I don't think that we are the worst country in the world but neither do I think that we are as great as we have deluded ourselves into believing. This is a country founded in blood, built on taking over the land and forcing the native population off of their land. We made laws to justify this usurpation of property (the Discovery Doctrine), declaring that the Indians had never owned the land but merely occupied it until it was discovered by Europeans. It was the Europeans,who cultivated the land and fenced it in, that created ownership. The Supreme Court case, Johnson v. M'Intosh, 21 U.S. 543, L. Ed 681, 8 Wheat. 543 (1823), espousing this view is standard reading in every first year property law class. Then there's the whole slavery thing, building a country on the backs of a kidnapped and enslaved people. Emancipation of those slaves was followed by 100 years of Jim Crow--legalized, government sanctioned discrimination based on skin color that denied basic rights of citizenship to Americans having or perceived as having "one drop of black blood."  There's the internment of Japanese-Americans during WWII, robbing people of their property and their dignity. Reparations finally were paid for the property but how do you provide reparations for stripping people of their dignity? Another question to ponder is why there was no such internment for German Americans, also our enemy in WWII? Then there is the new Arizona state law, that legalizes racial profiling. Arizona is a single state but at least seven other states have already announced that they are considering following Arizona's lead.

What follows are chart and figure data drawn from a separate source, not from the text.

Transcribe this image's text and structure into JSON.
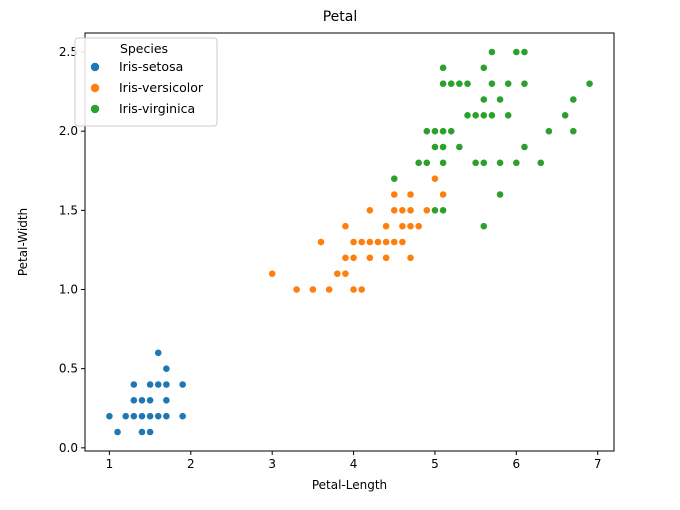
{
  "chart_data": {
    "type": "scatter",
    "title": "Petal",
    "xlabel": "Petal-Length",
    "ylabel": "Petal-Width",
    "xlim": [
      0.7,
      7.2
    ],
    "ylim": [
      -0.02,
      2.62
    ],
    "xticks": [
      1,
      2,
      3,
      4,
      5,
      6,
      7
    ],
    "yticks": [
      0.0,
      0.5,
      1.0,
      1.5,
      2.0,
      2.5
    ],
    "grid": false,
    "legend": {
      "title": "Species",
      "placement": "upper-left"
    },
    "series": [
      {
        "name": "Iris-setosa",
        "color": "#1f77b4",
        "points": [
          [
            1.4,
            0.2
          ],
          [
            1.4,
            0.2
          ],
          [
            1.3,
            0.2
          ],
          [
            1.5,
            0.2
          ],
          [
            1.4,
            0.2
          ],
          [
            1.7,
            0.4
          ],
          [
            1.4,
            0.3
          ],
          [
            1.5,
            0.2
          ],
          [
            1.4,
            0.2
          ],
          [
            1.5,
            0.1
          ],
          [
            1.5,
            0.2
          ],
          [
            1.6,
            0.2
          ],
          [
            1.4,
            0.1
          ],
          [
            1.1,
            0.1
          ],
          [
            1.2,
            0.2
          ],
          [
            1.5,
            0.4
          ],
          [
            1.3,
            0.4
          ],
          [
            1.4,
            0.3
          ],
          [
            1.7,
            0.3
          ],
          [
            1.5,
            0.3
          ],
          [
            1.7,
            0.2
          ],
          [
            1.5,
            0.4
          ],
          [
            1.0,
            0.2
          ],
          [
            1.7,
            0.5
          ],
          [
            1.9,
            0.2
          ],
          [
            1.6,
            0.2
          ],
          [
            1.6,
            0.4
          ],
          [
            1.5,
            0.2
          ],
          [
            1.4,
            0.2
          ],
          [
            1.6,
            0.2
          ],
          [
            1.6,
            0.2
          ],
          [
            1.5,
            0.4
          ],
          [
            1.5,
            0.1
          ],
          [
            1.4,
            0.2
          ],
          [
            1.5,
            0.1
          ],
          [
            1.2,
            0.2
          ],
          [
            1.3,
            0.2
          ],
          [
            1.5,
            0.1
          ],
          [
            1.3,
            0.2
          ],
          [
            1.5,
            0.2
          ],
          [
            1.3,
            0.3
          ],
          [
            1.3,
            0.3
          ],
          [
            1.3,
            0.2
          ],
          [
            1.6,
            0.6
          ],
          [
            1.9,
            0.4
          ],
          [
            1.4,
            0.3
          ],
          [
            1.6,
            0.2
          ],
          [
            1.4,
            0.2
          ],
          [
            1.5,
            0.2
          ],
          [
            1.4,
            0.2
          ]
        ]
      },
      {
        "name": "Iris-versicolor",
        "color": "#ff7f0e",
        "points": [
          [
            4.7,
            1.4
          ],
          [
            4.5,
            1.5
          ],
          [
            4.9,
            1.5
          ],
          [
            4.0,
            1.3
          ],
          [
            4.6,
            1.5
          ],
          [
            4.5,
            1.3
          ],
          [
            4.7,
            1.6
          ],
          [
            3.3,
            1.0
          ],
          [
            4.6,
            1.3
          ],
          [
            3.9,
            1.4
          ],
          [
            3.5,
            1.0
          ],
          [
            4.2,
            1.5
          ],
          [
            4.0,
            1.0
          ],
          [
            4.7,
            1.4
          ],
          [
            3.6,
            1.3
          ],
          [
            4.4,
            1.4
          ],
          [
            4.5,
            1.5
          ],
          [
            4.1,
            1.0
          ],
          [
            4.5,
            1.5
          ],
          [
            3.9,
            1.1
          ],
          [
            4.8,
            1.8
          ],
          [
            4.0,
            1.3
          ],
          [
            4.9,
            1.5
          ],
          [
            4.7,
            1.2
          ],
          [
            4.3,
            1.3
          ],
          [
            4.4,
            1.4
          ],
          [
            4.8,
            1.4
          ],
          [
            5.0,
            1.7
          ],
          [
            4.5,
            1.5
          ],
          [
            3.5,
            1.0
          ],
          [
            3.8,
            1.1
          ],
          [
            3.7,
            1.0
          ],
          [
            3.9,
            1.2
          ],
          [
            5.1,
            1.6
          ],
          [
            4.5,
            1.5
          ],
          [
            4.5,
            1.6
          ],
          [
            4.7,
            1.5
          ],
          [
            4.4,
            1.3
          ],
          [
            4.1,
            1.3
          ],
          [
            4.0,
            1.3
          ],
          [
            4.4,
            1.2
          ],
          [
            4.6,
            1.4
          ],
          [
            4.0,
            1.2
          ],
          [
            3.3,
            1.0
          ],
          [
            4.2,
            1.3
          ],
          [
            4.2,
            1.2
          ],
          [
            4.2,
            1.3
          ],
          [
            4.3,
            1.3
          ],
          [
            3.0,
            1.1
          ],
          [
            4.1,
            1.3
          ]
        ]
      },
      {
        "name": "Iris-virginica",
        "color": "#2ca02c",
        "points": [
          [
            6.0,
            2.5
          ],
          [
            5.1,
            1.9
          ],
          [
            5.9,
            2.1
          ],
          [
            5.6,
            1.8
          ],
          [
            5.8,
            2.2
          ],
          [
            6.6,
            2.1
          ],
          [
            4.5,
            1.7
          ],
          [
            6.3,
            1.8
          ],
          [
            5.8,
            1.8
          ],
          [
            6.1,
            2.5
          ],
          [
            5.1,
            2.0
          ],
          [
            5.3,
            1.9
          ],
          [
            5.5,
            2.1
          ],
          [
            5.0,
            2.0
          ],
          [
            5.1,
            2.4
          ],
          [
            5.3,
            2.3
          ],
          [
            5.5,
            1.8
          ],
          [
            6.7,
            2.2
          ],
          [
            6.9,
            2.3
          ],
          [
            5.0,
            1.5
          ],
          [
            5.7,
            2.3
          ],
          [
            4.9,
            2.0
          ],
          [
            6.7,
            2.0
          ],
          [
            4.9,
            1.8
          ],
          [
            5.7,
            2.1
          ],
          [
            6.0,
            1.8
          ],
          [
            4.8,
            1.8
          ],
          [
            4.9,
            1.8
          ],
          [
            5.6,
            2.1
          ],
          [
            5.8,
            1.6
          ],
          [
            6.1,
            1.9
          ],
          [
            6.4,
            2.0
          ],
          [
            5.6,
            2.2
          ],
          [
            5.1,
            1.5
          ],
          [
            5.6,
            1.4
          ],
          [
            6.1,
            2.3
          ],
          [
            5.6,
            2.4
          ],
          [
            5.5,
            1.8
          ],
          [
            4.8,
            1.8
          ],
          [
            5.4,
            2.1
          ],
          [
            5.6,
            2.4
          ],
          [
            5.1,
            2.3
          ],
          [
            5.1,
            1.9
          ],
          [
            5.9,
            2.3
          ],
          [
            5.7,
            2.5
          ],
          [
            5.2,
            2.3
          ],
          [
            5.0,
            1.9
          ],
          [
            5.2,
            2.0
          ],
          [
            5.4,
            2.3
          ],
          [
            5.1,
            1.8
          ]
        ]
      }
    ]
  }
}
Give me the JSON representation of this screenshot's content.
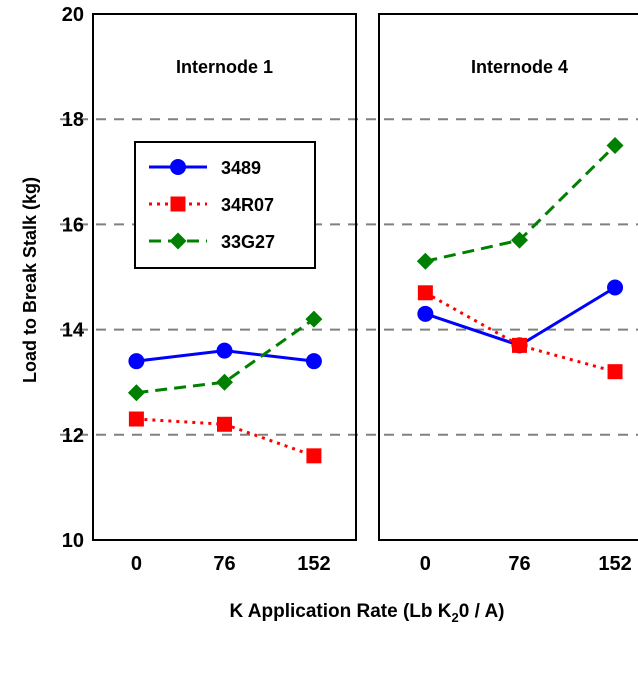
{
  "chart_data": {
    "type": "line",
    "xlabel": "K Application Rate (Lb K",
    "xlabel_sub": "2",
    "xlabel_tail": "0 / A)",
    "ylabel": "Load to Break Stalk (kg)",
    "ylim": [
      10,
      20
    ],
    "yticks": [
      "10",
      "12",
      "14",
      "16",
      "18",
      "20"
    ],
    "categories": [
      "0",
      "76",
      "152"
    ],
    "grid": "dashed horizontal at 12, 14, 16, 18",
    "legend_position": "upper-left of first panel",
    "colors": {
      "3489": "#0000ff",
      "34R07": "#ff0000",
      "33G27": "#008000"
    },
    "panels": [
      {
        "title": "Internode 1",
        "series": [
          {
            "name": "3489",
            "values": [
              13.4,
              13.6,
              13.4
            ]
          },
          {
            "name": "34R07",
            "values": [
              12.3,
              12.2,
              11.6
            ]
          },
          {
            "name": "33G27",
            "values": [
              12.8,
              13.0,
              14.2
            ]
          }
        ]
      },
      {
        "title": "Internode 4",
        "series": [
          {
            "name": "3489",
            "values": [
              14.3,
              13.7,
              14.8
            ]
          },
          {
            "name": "34R07",
            "values": [
              14.7,
              13.7,
              13.2
            ]
          },
          {
            "name": "33G27",
            "values": [
              15.3,
              15.7,
              17.5
            ]
          }
        ]
      }
    ]
  }
}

The tea partiers are the culmination of generations of Americans reinforcing a belief in the superiority of America simply by virtue of its existence. There is really nothing surprising about the birth and growth of the tea party; it is the expected progeny of a country that feeds ignorance to its youth and revises history to fit our notions of who we think we are with no regard for the truth of the past.

I think that the biggest problem with the tea partiers is that they reflect the pervasive ignorance and arrogance that characterizes this country. As a whole, we can be a pretty narrow minded and provincial lot. We have no sense of history, we view ourselves as morally superior to all other nations. Because we choose not to remember the past, we don't understand our present. In our minds we have always been great, always on the side of right, always behaved in a noble fashion. Every other nation pales in comparison. America is a legend in its own mind.  Like most legends, there is some truth in ours but our delusions of grandeur are mostly the result of smoke and mirrors. Nonetheless, we cling to the legend and meet any attempt to disavow us of that legend with anger and self-righteous indignation.